One important detail that many folks look for when buying new products such as a cooler, is the warranty. Should something go wrong, it’s nice knowing that you can quickly replace a defective product. This is another area where the two cooler brands differ.
RTICs warranty is… confusing. They offer a 30-day return window, but it has to be in perfect, unused condition upon receipt. Warranty returns are where it gets confusing, because they don’t actually state what the guidelines are. If you apply for a warranty return/exchange due to manufacturer’s defects, but if they deem the defect as not covered by warranty (the details to which they don’t provide) they’re going to charge you for it.
By comparison, YETI has much better warranty system in place. They offer a 5-year limited warranty to cover any manufacturer’s defects. If by some chance an item is damaged in shipping, you must immediately return the cooler in its original packaging to be eligible for a replacement. Despite the great warranty, they do still reserve the right to refuse warranty should they decide whatever damage you are submitting for was your fault.

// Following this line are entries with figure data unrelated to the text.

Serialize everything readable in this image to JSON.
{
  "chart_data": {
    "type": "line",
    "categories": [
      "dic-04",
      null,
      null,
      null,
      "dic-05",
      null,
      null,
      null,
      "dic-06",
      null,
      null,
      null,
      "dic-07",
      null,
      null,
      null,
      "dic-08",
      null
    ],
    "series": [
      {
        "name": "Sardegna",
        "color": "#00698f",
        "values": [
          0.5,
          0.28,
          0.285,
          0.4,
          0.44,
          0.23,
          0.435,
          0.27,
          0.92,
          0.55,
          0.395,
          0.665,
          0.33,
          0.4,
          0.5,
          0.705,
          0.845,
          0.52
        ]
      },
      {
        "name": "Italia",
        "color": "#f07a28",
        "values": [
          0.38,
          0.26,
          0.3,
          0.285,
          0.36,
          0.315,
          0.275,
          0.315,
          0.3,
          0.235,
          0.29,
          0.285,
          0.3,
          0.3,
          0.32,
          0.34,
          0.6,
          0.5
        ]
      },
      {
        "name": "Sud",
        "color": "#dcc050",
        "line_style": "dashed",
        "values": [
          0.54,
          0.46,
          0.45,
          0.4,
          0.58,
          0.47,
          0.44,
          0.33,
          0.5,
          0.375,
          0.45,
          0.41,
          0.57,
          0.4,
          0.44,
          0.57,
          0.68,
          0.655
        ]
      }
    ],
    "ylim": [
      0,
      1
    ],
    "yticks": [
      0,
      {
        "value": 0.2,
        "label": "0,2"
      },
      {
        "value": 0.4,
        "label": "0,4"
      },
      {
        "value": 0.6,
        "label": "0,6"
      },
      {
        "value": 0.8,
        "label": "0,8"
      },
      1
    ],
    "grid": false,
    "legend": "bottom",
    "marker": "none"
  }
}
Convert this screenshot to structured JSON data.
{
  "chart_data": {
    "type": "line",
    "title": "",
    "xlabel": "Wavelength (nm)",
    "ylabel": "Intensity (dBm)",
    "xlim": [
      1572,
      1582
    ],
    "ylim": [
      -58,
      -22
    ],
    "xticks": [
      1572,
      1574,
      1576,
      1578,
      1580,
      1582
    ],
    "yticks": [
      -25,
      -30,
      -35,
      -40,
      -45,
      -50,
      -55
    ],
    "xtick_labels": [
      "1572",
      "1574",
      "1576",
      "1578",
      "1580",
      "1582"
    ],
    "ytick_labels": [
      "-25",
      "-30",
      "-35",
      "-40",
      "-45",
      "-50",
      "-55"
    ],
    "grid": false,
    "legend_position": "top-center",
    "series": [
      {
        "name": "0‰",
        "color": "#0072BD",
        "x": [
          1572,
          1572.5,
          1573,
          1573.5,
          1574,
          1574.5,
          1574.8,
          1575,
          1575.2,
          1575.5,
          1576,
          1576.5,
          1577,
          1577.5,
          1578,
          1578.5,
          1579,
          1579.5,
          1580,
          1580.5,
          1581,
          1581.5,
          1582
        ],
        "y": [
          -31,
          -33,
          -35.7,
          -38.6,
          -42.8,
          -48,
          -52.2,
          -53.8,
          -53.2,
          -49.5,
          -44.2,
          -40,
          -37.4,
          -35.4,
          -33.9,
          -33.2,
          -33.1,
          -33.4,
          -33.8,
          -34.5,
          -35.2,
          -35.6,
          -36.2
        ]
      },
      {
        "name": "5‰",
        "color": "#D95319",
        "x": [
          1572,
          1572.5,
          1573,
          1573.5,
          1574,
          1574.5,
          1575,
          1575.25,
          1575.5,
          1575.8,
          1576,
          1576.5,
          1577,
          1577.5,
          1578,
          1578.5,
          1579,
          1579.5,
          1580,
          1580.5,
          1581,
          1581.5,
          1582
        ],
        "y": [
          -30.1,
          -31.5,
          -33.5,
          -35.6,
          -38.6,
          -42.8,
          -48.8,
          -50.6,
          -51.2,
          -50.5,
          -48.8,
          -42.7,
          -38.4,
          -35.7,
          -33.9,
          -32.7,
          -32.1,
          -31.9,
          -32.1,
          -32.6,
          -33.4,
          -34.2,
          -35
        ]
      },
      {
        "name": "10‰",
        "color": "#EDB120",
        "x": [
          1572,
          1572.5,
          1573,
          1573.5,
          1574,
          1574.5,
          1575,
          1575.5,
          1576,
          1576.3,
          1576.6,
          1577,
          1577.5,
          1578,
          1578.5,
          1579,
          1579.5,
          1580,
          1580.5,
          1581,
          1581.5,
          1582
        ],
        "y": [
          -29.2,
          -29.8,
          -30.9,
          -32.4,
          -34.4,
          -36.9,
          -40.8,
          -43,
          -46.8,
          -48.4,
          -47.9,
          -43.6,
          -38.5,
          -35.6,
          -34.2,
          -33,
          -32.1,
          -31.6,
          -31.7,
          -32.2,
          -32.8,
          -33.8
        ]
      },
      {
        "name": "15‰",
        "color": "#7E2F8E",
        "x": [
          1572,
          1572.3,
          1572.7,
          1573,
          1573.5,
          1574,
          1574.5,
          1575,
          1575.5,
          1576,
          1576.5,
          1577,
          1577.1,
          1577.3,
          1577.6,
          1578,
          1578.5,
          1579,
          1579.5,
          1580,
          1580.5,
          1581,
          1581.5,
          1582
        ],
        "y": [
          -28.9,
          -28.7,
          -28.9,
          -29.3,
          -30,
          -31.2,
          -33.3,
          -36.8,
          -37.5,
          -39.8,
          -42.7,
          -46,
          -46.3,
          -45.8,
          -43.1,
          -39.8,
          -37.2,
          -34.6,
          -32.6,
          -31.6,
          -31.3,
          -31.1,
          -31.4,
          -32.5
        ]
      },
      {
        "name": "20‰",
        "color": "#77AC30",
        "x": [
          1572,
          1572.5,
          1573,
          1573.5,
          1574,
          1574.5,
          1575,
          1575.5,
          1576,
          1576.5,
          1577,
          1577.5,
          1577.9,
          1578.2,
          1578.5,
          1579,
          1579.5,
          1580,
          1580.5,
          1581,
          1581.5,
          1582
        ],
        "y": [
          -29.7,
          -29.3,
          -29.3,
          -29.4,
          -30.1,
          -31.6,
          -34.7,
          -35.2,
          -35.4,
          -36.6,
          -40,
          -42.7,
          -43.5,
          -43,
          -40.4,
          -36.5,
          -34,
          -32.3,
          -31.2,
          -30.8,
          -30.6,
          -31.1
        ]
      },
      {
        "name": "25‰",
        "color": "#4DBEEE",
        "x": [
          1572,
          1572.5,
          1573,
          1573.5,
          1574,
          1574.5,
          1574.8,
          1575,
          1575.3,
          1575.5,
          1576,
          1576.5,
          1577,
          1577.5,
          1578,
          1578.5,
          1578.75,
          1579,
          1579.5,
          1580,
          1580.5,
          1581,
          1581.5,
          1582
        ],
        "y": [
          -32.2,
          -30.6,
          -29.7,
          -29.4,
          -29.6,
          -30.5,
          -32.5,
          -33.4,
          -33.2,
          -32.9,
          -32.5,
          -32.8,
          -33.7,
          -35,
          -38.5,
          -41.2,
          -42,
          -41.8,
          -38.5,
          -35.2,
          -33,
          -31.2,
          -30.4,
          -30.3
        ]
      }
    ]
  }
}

Are you the type of person that will pay for the trusted brand, regardless of the price difference and mark-up, knowing you get quality materials with a warranty that backs it up? YETIs are probably for you.
Are you the type of person that is all about functionality and frugality, and as long as your stuff stays cold, you don’t mind if a few things degrade a bit quicker. RTICs are a good choice then.
Regardless, both these coolers are quite impressive and you can’t go wrong with either one.